Emma Neuberg is a British-French multidisciplinary artist based between Los Angeles and Oxford, working across painting, textiles and light-based installation. Her practice centres on large-scale, immersive environments in which painted, printed and draped materials are activated through colour, movement and light.
Neuberg’s work explores the psychological and physical effects of cultural obstruction, focusing on suppressed voices and the lived experience of exclusion, control and resilience. Through a performative process developed during her studies at the Royal College of Art, she produces layered, colour-saturated surfaces that oscillate between abstraction and embodiment. Pigment is soaked, printed and dispersed across cotton, paper and synthetic fabrics, creating luminous, unstable fields that shift between painting, textile and spatial intervention.

Her installations extend this language into three dimensions, forming draped and suspended structures that invite movement and sensory engagement. These works function as both environments and propositions—spaces in which tension, memory and perception are made visible through material and light.

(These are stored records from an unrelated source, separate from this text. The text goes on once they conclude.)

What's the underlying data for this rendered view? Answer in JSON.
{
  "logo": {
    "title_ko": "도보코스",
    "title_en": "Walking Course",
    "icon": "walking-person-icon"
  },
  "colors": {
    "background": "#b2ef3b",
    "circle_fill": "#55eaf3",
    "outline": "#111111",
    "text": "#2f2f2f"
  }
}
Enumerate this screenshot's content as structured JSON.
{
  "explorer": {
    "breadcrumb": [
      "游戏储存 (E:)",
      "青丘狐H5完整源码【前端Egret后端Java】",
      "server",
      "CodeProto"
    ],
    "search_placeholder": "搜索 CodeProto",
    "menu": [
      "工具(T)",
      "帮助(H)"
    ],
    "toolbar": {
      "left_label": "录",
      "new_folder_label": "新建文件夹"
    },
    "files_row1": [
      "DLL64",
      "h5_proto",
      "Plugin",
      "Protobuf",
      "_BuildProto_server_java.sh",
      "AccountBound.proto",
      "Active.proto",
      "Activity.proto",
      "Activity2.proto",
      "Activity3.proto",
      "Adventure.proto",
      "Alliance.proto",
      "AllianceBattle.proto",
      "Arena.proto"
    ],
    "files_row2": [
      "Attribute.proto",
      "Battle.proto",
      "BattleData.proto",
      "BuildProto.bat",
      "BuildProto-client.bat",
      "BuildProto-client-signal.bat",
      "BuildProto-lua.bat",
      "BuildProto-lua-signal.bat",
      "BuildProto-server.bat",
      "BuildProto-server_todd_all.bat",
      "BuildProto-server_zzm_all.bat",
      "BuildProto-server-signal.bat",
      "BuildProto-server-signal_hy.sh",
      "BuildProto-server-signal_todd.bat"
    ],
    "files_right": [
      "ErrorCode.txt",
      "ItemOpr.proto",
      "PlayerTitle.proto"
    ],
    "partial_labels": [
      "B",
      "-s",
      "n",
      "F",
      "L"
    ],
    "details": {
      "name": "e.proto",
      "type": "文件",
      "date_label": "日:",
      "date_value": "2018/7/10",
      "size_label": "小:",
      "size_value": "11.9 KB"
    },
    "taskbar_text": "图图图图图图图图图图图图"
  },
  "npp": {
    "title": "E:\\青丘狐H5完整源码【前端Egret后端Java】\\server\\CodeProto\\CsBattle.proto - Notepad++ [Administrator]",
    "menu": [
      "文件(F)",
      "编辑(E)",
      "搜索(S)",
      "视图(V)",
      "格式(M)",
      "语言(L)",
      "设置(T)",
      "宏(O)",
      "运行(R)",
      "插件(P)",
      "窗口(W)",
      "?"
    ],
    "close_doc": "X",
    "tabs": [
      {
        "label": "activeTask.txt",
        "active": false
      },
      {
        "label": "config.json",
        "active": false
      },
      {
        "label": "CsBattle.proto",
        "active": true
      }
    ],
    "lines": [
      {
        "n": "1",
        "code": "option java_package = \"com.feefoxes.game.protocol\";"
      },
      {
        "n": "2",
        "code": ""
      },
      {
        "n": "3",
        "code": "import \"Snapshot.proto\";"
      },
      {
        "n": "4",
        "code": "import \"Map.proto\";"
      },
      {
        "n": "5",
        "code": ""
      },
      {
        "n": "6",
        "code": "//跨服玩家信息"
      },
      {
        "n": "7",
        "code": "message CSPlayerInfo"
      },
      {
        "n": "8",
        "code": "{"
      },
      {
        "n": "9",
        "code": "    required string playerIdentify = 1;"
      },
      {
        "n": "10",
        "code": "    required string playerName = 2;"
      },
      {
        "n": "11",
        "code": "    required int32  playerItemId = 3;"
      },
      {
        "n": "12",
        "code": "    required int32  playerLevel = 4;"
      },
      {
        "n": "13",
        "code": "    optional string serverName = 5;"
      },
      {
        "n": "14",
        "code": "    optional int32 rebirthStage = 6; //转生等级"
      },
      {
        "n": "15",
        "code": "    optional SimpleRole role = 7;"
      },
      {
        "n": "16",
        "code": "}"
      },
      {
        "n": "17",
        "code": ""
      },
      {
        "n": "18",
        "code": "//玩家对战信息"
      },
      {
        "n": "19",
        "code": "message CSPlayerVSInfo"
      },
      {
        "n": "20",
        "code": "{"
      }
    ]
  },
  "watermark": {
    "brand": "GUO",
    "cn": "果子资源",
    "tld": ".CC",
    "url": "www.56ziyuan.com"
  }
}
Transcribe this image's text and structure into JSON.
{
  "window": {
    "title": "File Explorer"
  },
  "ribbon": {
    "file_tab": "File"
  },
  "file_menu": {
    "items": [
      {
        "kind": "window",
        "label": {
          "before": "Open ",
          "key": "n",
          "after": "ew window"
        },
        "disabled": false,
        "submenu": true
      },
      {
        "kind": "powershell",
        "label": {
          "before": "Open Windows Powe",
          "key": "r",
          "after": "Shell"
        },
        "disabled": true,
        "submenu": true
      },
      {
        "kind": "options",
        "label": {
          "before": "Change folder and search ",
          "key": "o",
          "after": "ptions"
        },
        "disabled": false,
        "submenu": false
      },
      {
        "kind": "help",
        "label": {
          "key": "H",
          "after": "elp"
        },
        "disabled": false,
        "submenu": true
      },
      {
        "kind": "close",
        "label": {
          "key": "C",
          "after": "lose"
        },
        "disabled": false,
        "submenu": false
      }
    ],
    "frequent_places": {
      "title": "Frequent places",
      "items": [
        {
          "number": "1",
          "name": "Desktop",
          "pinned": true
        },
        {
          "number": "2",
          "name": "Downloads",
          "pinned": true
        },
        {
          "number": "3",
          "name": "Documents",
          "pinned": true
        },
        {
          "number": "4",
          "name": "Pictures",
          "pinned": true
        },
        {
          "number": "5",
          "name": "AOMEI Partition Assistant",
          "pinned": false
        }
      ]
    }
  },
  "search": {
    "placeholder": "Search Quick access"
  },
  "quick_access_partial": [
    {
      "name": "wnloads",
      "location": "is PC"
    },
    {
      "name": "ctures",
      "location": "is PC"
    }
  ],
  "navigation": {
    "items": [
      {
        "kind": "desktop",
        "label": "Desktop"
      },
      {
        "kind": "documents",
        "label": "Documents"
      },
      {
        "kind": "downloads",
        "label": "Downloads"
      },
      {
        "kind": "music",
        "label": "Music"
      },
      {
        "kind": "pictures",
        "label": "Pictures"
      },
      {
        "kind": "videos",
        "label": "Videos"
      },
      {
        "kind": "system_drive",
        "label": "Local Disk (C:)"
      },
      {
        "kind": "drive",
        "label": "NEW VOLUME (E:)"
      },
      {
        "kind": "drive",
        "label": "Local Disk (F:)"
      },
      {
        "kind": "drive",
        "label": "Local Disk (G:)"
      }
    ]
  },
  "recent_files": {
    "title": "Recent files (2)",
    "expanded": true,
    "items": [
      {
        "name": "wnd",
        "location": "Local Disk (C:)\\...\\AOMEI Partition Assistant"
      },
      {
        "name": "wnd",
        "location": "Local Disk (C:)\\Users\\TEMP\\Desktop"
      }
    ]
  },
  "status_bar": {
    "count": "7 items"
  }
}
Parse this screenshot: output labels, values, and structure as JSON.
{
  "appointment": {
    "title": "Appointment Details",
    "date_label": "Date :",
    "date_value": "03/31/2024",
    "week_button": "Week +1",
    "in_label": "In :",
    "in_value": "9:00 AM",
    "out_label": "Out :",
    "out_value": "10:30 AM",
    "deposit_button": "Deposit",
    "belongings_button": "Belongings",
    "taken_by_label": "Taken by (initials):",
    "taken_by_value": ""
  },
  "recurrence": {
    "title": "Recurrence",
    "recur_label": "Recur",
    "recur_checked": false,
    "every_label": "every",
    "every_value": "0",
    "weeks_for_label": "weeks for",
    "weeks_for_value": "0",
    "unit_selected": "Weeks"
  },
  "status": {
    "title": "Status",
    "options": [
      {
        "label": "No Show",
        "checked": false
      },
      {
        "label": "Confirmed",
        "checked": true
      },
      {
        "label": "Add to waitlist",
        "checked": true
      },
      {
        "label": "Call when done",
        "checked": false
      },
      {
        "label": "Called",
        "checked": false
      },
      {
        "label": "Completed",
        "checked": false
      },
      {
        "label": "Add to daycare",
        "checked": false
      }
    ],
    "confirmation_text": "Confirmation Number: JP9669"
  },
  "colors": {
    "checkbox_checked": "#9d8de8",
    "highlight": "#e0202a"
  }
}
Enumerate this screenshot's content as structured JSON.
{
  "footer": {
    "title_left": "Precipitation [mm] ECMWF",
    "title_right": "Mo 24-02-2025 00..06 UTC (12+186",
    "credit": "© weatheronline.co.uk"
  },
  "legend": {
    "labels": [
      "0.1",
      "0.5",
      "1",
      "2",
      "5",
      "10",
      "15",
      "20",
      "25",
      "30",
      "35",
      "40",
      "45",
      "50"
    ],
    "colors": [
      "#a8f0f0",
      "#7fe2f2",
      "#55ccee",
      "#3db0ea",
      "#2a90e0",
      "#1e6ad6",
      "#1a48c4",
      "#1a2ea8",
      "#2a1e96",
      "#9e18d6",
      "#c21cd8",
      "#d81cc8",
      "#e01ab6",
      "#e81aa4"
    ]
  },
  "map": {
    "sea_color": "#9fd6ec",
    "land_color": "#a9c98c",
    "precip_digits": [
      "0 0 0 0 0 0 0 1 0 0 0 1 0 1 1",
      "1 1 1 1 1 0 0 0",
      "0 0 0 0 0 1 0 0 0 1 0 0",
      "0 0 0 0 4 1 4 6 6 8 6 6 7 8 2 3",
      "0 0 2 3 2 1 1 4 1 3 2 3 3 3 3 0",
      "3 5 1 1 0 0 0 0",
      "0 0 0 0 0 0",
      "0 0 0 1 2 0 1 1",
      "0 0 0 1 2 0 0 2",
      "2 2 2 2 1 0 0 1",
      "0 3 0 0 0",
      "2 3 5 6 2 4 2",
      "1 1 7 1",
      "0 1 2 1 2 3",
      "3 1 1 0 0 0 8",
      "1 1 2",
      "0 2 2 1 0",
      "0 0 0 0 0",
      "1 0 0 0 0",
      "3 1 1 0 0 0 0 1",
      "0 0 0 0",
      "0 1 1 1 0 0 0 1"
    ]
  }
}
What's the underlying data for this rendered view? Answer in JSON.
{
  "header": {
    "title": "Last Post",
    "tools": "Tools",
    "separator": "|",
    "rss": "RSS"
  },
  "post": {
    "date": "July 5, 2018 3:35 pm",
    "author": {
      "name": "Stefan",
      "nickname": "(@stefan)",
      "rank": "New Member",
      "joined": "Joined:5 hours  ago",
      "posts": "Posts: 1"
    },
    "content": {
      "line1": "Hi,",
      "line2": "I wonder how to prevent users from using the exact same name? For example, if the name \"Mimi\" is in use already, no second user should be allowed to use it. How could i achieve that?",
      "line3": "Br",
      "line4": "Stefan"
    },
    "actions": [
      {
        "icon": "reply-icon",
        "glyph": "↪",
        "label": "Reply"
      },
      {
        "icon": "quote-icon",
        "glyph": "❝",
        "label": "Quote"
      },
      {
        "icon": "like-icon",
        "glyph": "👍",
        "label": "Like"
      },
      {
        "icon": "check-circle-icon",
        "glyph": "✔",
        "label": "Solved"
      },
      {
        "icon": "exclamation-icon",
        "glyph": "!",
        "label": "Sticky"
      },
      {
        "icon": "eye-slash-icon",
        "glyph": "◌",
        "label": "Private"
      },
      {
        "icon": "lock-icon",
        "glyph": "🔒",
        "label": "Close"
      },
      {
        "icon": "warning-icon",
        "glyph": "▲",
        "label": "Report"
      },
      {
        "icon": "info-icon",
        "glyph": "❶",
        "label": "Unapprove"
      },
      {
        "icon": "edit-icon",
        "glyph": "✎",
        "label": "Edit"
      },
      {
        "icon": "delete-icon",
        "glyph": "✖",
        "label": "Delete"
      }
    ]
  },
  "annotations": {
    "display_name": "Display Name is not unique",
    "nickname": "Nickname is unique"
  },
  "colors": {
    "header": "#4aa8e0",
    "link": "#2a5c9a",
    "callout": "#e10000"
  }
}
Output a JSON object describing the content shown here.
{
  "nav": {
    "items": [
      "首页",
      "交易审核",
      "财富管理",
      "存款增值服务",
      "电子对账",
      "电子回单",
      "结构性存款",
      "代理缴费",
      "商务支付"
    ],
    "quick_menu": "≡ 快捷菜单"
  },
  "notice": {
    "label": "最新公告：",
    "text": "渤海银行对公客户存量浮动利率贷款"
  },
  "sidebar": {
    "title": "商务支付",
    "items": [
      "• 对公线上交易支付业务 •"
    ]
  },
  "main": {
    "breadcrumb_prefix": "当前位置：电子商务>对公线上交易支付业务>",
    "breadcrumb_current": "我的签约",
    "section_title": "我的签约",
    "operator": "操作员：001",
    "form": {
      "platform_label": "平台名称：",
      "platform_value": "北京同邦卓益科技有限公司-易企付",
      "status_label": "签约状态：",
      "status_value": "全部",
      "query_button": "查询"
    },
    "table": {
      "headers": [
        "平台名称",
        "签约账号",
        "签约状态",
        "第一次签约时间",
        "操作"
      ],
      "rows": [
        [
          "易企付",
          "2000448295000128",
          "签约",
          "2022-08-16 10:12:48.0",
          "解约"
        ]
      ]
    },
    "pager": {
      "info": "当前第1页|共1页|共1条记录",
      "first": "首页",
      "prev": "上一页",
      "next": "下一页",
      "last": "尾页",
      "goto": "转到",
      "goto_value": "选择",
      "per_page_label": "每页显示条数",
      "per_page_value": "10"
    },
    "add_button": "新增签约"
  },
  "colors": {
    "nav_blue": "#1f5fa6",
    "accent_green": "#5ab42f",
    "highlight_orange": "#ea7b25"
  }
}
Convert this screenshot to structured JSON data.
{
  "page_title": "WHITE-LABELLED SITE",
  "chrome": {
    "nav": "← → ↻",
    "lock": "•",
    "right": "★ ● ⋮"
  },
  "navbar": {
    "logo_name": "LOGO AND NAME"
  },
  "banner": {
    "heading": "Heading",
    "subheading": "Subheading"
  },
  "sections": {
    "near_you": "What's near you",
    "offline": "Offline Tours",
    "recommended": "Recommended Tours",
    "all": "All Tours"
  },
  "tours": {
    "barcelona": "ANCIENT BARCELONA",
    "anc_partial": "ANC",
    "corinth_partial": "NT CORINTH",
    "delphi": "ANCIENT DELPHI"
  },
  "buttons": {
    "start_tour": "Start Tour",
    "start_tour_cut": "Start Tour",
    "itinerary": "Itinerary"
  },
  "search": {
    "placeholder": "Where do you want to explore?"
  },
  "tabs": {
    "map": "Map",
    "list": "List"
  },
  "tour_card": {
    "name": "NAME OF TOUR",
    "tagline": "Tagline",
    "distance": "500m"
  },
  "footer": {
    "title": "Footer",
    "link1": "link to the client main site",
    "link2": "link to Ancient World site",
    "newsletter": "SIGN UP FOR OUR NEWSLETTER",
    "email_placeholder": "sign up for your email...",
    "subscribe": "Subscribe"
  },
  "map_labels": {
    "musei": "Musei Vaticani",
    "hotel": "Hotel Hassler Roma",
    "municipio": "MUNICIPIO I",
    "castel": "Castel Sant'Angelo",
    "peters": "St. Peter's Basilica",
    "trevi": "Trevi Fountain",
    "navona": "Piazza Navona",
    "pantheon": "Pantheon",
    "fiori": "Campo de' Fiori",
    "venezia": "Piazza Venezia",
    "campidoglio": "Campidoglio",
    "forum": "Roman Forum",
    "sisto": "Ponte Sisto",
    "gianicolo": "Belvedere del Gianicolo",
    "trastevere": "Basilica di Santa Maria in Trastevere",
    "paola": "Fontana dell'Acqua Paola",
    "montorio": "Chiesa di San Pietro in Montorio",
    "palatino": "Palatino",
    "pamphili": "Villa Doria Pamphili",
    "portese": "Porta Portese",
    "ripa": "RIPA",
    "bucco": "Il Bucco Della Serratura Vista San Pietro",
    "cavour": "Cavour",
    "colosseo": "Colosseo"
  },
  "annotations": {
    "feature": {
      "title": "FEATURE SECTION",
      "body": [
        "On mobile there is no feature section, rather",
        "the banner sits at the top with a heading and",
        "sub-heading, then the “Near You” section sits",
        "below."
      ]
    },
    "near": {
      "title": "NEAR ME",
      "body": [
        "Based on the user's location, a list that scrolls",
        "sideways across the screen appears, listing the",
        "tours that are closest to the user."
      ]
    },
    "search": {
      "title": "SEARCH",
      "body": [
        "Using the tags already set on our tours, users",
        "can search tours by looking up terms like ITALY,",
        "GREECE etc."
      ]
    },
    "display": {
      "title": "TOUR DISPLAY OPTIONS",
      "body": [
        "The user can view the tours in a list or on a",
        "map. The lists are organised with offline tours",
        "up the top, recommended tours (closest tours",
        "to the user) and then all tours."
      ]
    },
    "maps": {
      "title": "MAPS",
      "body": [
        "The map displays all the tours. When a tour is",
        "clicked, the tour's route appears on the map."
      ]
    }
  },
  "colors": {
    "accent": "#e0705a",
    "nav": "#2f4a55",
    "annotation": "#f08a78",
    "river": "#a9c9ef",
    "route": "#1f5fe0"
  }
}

Neuberg’s work is held in private collections including Grayson Perry and international collections in the UK, USA and Greece, as well as public collections such as the V&A Archive, Peloponnese Folklore Foundation and Central Saint Martins. She has exhibited widely in the UK, including solo presentations of large-scale installation works and has received support from Arts Council England.
Alongside her studio practice, she is the founding director of Textiles Hub London, supporting emerging artists working across material and process-led disciplines.